12 illegals arrested at federal building Subcontractor hired immigrants to remove asbestos from Fallon

March 26, 1996|By Scott Higham | Scott Higham,SUN STAFF

Federal agents didn't have to go far to round up another group of illegal immigrants yesterday: They found them working in the federal building in downtown Baltimore.

The agents arrested a dozen immigrants removing asbestos from the Fallon Federal Building at Hopkins Plaza. All were certified by the state to remove asbestos, and all were carrying federal photo identification cards, giving them access to what is supposed to be a secure building.

"To find illegal immigrants working in a federal building is a bit of an irony," said Benedict J. Ferro, director of the Immigration and Naturalization Service in Maryland.

A representative of asbestos workers went further.

"It's unbelievable," said Keith Wagner, business agent for Local 24 of the Heat and Frost Insulators and Asbestos Workers.

About dawn, INS agents showed up at the service elevators of the granite-faced building. They questioned workers and arrested 12 men: one from Mexico, one from Colombia, five from Honduras and five from Guatemala.

The immigrants were employed by Hudak Insulation, a Baltimore firm also known as Hudak Asbestos Removal, according to the INS. If federal agents can prove that Hudak hired the workers knowing they were illegal immigrants, the firm can be barred from federal contracts and fined.

Hudak representatives did not return phone calls for comment yesterday.

The firm is the asbestos subcontractor at the Fallon building. Hudak was hired by Grunley Construction, which won a $23 million federal contract to renovate the office tower -- a few blocks from the INS Maryland field office and across the street from the U.S. District Courthouse.

"We certainly will look into this and deal with it," said Ken Grunley, president of Grunley Construction.

When INS searched the belongings of the illegal immigrants yesterday, they were surprised by what they found: state certification cards permit ting the workers to remove asbestos in Maryland, and photo identification cards issued by the federal government.

The state Department of the Environment certifies asbestos workers through 27 approved centers around Maryland. Contractors send workers to the classes, and there are no residency requirements for certifications, said Quinten Banks, a spokesman for the agency.

"It's Hudak's responsibility to check residency," Mr. Banks said.

INS agents also found federal ID cards. They were an unusual discovery, particularly since the federal government supposedly stepped up security because of the April 1995 bombing of the federal building in Oklahoma City.

The 17-story federal building in Baltimore houses hundreds of federal workers employed by agencies such as the Internal Revenue Service, the Department of Veterans Affairs, and the General Services Administration -- the agency that awarded the renovation contract and issued the ID cards.

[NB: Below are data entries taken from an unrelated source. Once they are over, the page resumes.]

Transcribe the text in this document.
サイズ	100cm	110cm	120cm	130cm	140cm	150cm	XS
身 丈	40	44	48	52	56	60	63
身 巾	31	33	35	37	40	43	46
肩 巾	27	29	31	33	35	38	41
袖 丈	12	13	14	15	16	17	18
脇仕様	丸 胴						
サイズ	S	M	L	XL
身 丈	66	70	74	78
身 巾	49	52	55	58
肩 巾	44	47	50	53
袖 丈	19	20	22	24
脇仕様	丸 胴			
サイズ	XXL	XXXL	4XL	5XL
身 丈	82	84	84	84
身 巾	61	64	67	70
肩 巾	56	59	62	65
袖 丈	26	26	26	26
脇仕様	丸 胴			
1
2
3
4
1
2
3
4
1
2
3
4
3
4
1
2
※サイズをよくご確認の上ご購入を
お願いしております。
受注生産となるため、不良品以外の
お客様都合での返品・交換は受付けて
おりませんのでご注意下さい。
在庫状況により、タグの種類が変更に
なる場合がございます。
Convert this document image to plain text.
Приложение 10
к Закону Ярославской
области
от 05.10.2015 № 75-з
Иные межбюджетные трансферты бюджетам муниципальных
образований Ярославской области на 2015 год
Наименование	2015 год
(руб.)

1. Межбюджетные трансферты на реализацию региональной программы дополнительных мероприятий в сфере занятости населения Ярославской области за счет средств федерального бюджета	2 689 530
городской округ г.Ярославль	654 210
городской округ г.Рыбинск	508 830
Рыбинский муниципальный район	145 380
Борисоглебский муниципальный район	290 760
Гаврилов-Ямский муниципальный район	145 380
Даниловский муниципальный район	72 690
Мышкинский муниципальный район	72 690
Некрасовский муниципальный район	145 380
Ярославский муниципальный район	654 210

GSA managers say the illegal immigrants apparently used counterfeit immigration green cards to obtain identification passes. They say they plan to talk to INS agents to find out how they can detect counterfeit cards.

"The only thing we could do is ask INS if there is anything to look for when people present a green card," said Paul Chistolini, regional administrator for GSA.

After the arrests, the illegal workers were taken to an INS processing office. Escorted in handcuffs from a blue Ford Econoline van into the brick building, some of the men seemed unfazed by their arrests.

One even smiled, giving a thumbs-up sign as agents led him away.

INS agents gave the workers a choice: Face deportation hearings or go home. At least two men agreed to head back to their countries and were flown to a Texas processing center. The others were taken to the Howard County Detention Center.

The men joined 28 illegal immigrants arrested last week after INS agents found them working at construction projects in Anne Arundel County, including at Fort Meade -- an Army post that houses sensitive military operations.

INS agents say the arrests prove that Maryland is a popular destination for immigrants. The state's economy is doing well, they said, and word is spreading that money is to be made for illegal workers in Maryland.

The men arrested yesterday were making $11 an hour, a lucrative wage for someone from Mexico or Latin America. Federal agents say the work should go to U.S. citizens.

"It hurts," said Mr. Ferro of the INS. "These are not jobs that permanent residents of the United States wouldn't want. These are jobs that could be filled by the unemployed in Maryland."